Così parte con largo anticipo la sesta edizione di Oblomov, ma quest’anno c’è  un’anticipazione di grande interesse, resa possibile grazie al prezioso sostegno del Lions Club Valtrompia e con il patrocinio di Comunità Montana di Valle Trompia.locandina oblomow

Due serate di racconti e musica: giovedì 19 e venerdì 20 gennaio alle ore 20.30 presso il Cinema Teatro di Inzino, tenute insieme dal filo rosso di un fatto leggendario, frutto dell’invenzione di uno dei più importanti narratori italiani. Stiamo parlando di Alessandro Baricco che, nella famosa pièce teatrale “Novecento”, mette a confronto, in un duello a colpi di virtuosismo pianistico, Jelly Roll Morton con Danny Boodman T.D. Lemon Novecento.

E nelle stesse giornate, alle ore 18.00, aperitivo con i consigli di lettura dei protagonisti presso la Biblioteca Comunale.

Il programma:

Giovedì 19 gennaio alle ore 18.00 presso la Biblioteca di Gardone Val Trompia: “dalla musica al romanzo, andata e ritorno” consigli di Lettura con Claudio Comini (bibliotecario), Luca Bragalini (musicologo e saggista), Corrado Guarino (pianista e compositore).

Alle ore 20.30 presso il Cinema Teatro di Inzino: “prima di Novecento, primi del Novecento, la nascita del jazz tra fiction e realtà” lezione-narrazione con immagini e musica. Luca Bragalini: narrazione e Corrado Guarino: pianoforte.

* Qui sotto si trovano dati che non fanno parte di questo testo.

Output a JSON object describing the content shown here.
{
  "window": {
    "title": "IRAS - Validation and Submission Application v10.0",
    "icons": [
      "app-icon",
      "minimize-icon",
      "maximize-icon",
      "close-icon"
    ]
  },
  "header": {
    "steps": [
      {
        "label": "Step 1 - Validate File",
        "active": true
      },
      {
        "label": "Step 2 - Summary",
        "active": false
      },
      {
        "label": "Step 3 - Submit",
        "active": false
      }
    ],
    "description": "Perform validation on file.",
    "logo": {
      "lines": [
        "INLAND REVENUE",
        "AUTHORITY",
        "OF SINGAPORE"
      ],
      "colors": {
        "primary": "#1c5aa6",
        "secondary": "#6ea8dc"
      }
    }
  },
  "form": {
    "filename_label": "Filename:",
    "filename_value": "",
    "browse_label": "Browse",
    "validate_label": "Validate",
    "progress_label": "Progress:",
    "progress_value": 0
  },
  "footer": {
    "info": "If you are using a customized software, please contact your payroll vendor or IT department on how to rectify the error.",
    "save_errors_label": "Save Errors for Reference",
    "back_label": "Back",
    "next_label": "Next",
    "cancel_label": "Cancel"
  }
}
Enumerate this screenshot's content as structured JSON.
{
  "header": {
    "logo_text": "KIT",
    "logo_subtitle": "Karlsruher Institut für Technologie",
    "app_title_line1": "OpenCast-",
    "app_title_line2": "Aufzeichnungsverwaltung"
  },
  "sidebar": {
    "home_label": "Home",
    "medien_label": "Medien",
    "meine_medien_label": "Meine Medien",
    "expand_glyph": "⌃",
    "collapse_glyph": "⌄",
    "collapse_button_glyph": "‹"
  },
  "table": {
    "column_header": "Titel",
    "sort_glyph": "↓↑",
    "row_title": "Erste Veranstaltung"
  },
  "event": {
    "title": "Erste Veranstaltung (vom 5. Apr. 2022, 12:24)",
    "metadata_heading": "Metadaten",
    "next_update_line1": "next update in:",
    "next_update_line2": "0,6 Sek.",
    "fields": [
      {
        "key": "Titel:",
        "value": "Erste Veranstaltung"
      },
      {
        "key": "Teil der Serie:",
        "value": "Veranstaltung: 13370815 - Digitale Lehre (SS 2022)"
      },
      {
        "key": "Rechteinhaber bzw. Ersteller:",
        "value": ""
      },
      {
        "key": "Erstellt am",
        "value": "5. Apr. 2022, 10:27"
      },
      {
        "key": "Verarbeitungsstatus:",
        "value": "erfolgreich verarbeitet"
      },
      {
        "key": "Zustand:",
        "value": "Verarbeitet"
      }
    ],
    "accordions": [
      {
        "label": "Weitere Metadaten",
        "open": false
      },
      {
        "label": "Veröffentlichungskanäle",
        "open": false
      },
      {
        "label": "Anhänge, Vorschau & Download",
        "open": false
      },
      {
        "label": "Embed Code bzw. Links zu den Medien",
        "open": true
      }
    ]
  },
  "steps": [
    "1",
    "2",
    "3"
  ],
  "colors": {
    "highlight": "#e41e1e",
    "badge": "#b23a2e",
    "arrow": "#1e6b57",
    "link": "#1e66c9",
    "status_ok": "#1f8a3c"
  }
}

Venerdì 20 gennaio alle ore 18.00 presso la Biblioteca di Gardone Val Trompia: “Baricco e non solo” Consigli di lettura con Claudio Comini (bibliotecario), Valerio Busseni (attore), Alessandro Costantini (pianista), Ennio Pasinetti (regista).

Alle ore 20.30 presso il Cinema Teatro di Inzino: “Novecento. la leggenda del pianista sull’oceano” performance teatrale, tratta da Novecento di Alessandro Baricco, a cura dell’Associazione Culturale PianoVoce, Valerio Busseni, recitazione e tromba, Alessandro Costantini, pianoforte e Ennio Pasinetti, regia.